Tarihi şan ve şerefle dolu milletimiz (Türk’ü, Kürt’ü, Laz’ı, Çerkez’i …ile kader birliği etmiş, kendini Türkiye Cumhuriyeti Devleti’nin ayrılmaz bir parçası olarak gören herkes),  dünyada barış ve huzurun teminatı olmuş devletimiz; geçmişte ve bugün asla sömürgeci bir anlayışla hareket etmemiş, dünyanın neresinden olursa olsun mazlum insanların sığınağı olmuştur. Nitekim bugün devletimiz; Suriye'de, Irak'ta, Filistin'de, Afganistan’da zorla yerlerinden edilmiş yaklaşık 4 milyondan fazla insana koruma sağlamaktadır.

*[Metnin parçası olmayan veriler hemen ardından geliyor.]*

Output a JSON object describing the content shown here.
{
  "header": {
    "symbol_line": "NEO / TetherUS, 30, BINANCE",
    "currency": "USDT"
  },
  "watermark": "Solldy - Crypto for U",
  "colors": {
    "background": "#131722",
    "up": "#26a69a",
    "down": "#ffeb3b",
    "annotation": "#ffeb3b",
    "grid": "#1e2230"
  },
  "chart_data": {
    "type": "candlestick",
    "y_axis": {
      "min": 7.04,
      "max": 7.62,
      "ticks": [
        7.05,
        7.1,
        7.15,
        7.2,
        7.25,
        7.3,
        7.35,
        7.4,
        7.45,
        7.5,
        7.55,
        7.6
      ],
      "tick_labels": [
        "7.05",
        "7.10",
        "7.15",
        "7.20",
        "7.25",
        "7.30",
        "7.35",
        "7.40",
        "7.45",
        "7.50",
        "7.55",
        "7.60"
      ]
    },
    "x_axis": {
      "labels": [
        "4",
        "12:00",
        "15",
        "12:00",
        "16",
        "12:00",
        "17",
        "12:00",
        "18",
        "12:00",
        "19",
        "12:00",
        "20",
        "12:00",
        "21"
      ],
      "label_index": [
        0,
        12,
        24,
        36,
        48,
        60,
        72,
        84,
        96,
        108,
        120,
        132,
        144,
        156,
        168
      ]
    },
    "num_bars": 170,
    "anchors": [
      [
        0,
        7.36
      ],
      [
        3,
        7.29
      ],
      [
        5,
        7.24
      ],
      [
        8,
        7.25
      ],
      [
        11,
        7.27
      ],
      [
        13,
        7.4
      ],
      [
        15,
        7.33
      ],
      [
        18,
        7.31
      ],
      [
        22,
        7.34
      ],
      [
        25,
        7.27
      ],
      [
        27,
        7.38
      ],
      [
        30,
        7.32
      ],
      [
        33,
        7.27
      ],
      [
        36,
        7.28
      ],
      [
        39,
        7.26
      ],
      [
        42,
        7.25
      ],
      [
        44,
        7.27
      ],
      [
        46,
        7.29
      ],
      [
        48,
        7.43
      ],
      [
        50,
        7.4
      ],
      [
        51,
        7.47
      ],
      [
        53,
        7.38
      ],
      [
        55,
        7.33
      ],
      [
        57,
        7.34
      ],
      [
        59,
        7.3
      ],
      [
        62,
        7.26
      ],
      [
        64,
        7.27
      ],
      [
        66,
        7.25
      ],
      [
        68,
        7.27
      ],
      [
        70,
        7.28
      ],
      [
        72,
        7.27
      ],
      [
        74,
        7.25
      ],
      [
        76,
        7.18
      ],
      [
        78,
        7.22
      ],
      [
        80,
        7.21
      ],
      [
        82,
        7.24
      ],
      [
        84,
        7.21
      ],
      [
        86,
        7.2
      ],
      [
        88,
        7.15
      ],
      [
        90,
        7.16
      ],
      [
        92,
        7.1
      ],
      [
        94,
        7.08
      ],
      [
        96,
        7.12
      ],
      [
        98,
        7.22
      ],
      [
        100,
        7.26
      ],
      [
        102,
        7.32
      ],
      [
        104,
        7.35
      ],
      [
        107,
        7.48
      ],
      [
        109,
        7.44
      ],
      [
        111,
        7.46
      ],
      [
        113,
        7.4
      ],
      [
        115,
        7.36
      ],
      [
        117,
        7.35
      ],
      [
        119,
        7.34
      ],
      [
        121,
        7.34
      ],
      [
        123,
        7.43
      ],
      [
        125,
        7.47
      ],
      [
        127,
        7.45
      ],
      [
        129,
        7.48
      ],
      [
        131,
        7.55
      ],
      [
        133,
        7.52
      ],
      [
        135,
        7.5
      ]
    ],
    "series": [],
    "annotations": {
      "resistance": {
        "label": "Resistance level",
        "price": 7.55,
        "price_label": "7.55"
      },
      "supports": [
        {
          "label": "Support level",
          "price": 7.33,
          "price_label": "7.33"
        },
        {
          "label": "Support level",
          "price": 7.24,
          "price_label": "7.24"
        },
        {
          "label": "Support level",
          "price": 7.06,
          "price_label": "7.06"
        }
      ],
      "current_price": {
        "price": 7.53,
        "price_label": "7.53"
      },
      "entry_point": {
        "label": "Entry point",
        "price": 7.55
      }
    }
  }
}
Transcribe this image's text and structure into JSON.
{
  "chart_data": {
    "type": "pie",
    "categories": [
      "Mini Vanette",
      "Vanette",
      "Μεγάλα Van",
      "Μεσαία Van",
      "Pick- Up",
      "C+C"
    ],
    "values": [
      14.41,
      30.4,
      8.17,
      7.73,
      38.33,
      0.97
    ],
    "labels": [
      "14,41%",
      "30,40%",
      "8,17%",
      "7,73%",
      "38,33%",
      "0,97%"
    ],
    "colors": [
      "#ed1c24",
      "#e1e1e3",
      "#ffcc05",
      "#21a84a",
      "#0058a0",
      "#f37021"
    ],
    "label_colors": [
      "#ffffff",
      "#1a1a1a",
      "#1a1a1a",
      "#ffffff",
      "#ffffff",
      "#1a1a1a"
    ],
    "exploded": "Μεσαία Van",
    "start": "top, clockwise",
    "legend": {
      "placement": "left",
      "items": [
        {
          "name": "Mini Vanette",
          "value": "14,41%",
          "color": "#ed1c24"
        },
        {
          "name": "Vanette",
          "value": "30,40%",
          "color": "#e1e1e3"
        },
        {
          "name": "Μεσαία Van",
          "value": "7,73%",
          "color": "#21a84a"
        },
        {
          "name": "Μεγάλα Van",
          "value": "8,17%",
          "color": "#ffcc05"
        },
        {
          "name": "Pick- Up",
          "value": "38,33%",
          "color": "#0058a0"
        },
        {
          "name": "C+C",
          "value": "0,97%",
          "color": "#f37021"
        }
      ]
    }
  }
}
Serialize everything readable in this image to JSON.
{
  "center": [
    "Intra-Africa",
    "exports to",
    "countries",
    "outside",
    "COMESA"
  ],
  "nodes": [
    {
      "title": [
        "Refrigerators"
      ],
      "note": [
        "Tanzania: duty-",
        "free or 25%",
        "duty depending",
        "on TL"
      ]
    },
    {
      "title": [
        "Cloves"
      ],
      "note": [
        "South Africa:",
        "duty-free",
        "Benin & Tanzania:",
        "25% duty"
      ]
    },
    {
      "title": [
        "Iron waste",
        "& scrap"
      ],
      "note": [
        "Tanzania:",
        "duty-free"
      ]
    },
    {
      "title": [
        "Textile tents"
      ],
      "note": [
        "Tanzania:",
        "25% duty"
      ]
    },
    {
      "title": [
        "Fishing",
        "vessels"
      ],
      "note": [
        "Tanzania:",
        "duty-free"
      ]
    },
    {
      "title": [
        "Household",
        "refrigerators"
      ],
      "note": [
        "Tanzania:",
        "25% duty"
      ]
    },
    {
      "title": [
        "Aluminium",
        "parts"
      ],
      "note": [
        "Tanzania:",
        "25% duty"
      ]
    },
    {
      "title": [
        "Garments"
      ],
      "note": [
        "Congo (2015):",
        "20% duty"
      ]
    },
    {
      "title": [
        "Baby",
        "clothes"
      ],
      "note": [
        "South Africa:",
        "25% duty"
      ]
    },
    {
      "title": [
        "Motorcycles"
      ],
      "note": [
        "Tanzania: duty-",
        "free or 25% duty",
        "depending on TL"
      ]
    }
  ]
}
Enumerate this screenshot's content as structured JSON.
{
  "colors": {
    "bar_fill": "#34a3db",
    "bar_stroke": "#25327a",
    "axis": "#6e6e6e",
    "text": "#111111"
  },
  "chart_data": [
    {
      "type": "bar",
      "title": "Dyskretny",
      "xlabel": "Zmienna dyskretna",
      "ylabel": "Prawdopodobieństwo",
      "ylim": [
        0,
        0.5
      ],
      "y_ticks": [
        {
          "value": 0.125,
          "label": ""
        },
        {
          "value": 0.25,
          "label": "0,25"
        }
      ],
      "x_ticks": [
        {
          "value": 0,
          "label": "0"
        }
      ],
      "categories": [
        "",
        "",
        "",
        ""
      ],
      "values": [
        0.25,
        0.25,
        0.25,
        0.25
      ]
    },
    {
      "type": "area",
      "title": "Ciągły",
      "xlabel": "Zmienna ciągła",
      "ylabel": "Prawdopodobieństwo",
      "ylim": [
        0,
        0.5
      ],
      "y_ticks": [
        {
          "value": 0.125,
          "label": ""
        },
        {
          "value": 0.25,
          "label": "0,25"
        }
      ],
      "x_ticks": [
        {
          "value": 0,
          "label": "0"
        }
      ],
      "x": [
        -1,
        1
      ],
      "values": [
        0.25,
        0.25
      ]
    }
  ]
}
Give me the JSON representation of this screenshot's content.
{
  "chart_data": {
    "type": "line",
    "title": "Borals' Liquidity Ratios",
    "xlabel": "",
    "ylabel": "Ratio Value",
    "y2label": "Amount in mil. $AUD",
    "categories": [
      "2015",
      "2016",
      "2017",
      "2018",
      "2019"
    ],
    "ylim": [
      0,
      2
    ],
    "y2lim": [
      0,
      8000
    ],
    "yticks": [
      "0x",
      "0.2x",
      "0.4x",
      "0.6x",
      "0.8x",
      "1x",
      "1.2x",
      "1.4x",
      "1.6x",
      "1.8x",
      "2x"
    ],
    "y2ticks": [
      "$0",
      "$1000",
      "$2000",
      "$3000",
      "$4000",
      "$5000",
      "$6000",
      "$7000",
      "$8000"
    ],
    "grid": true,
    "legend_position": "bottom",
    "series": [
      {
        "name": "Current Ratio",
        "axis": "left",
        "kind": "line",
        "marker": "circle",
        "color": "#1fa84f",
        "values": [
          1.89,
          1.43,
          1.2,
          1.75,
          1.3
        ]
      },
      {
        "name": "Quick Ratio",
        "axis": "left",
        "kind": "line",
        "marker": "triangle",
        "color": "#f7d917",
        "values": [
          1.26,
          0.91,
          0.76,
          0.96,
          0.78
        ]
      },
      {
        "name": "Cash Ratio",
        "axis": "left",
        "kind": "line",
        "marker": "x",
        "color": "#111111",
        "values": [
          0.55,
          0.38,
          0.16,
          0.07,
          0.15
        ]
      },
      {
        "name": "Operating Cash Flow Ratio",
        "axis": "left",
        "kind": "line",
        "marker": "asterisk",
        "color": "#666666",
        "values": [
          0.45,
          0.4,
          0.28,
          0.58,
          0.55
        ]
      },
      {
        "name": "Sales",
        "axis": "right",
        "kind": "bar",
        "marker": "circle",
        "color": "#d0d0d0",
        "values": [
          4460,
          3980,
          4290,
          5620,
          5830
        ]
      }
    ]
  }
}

Kısaca Türkiye Cumhuriyeti Devletimiz,  dünyadaki barışın ve huzurun teminatı olan bir devlettir. Türkiye'nin huzurunun bozulması bütün dünyanın huzurunun bozulması demektir ki, bu da ancak iş işten geçtikten sonra anlaşılabilir! Nitekim İtalyan Şair Tasso: "Türklerden bahsediyorum... Düşmanına saldırırken amansız bir kasırgaya, korkunç bir denize ve insafsız bir yıldırıma benzeyen Türk; dost yanında ve silahsız düşman karşısında bir seher yelidir, berrak bir göldür. Gönül açan bu yeli yıldırma, göz kamaştıran bu gölü coşkun bir denize çevirmek tabiatı da inciten bir gaflet olur." diyerek bu gerçeği açıkça gözler önüne sermiştir.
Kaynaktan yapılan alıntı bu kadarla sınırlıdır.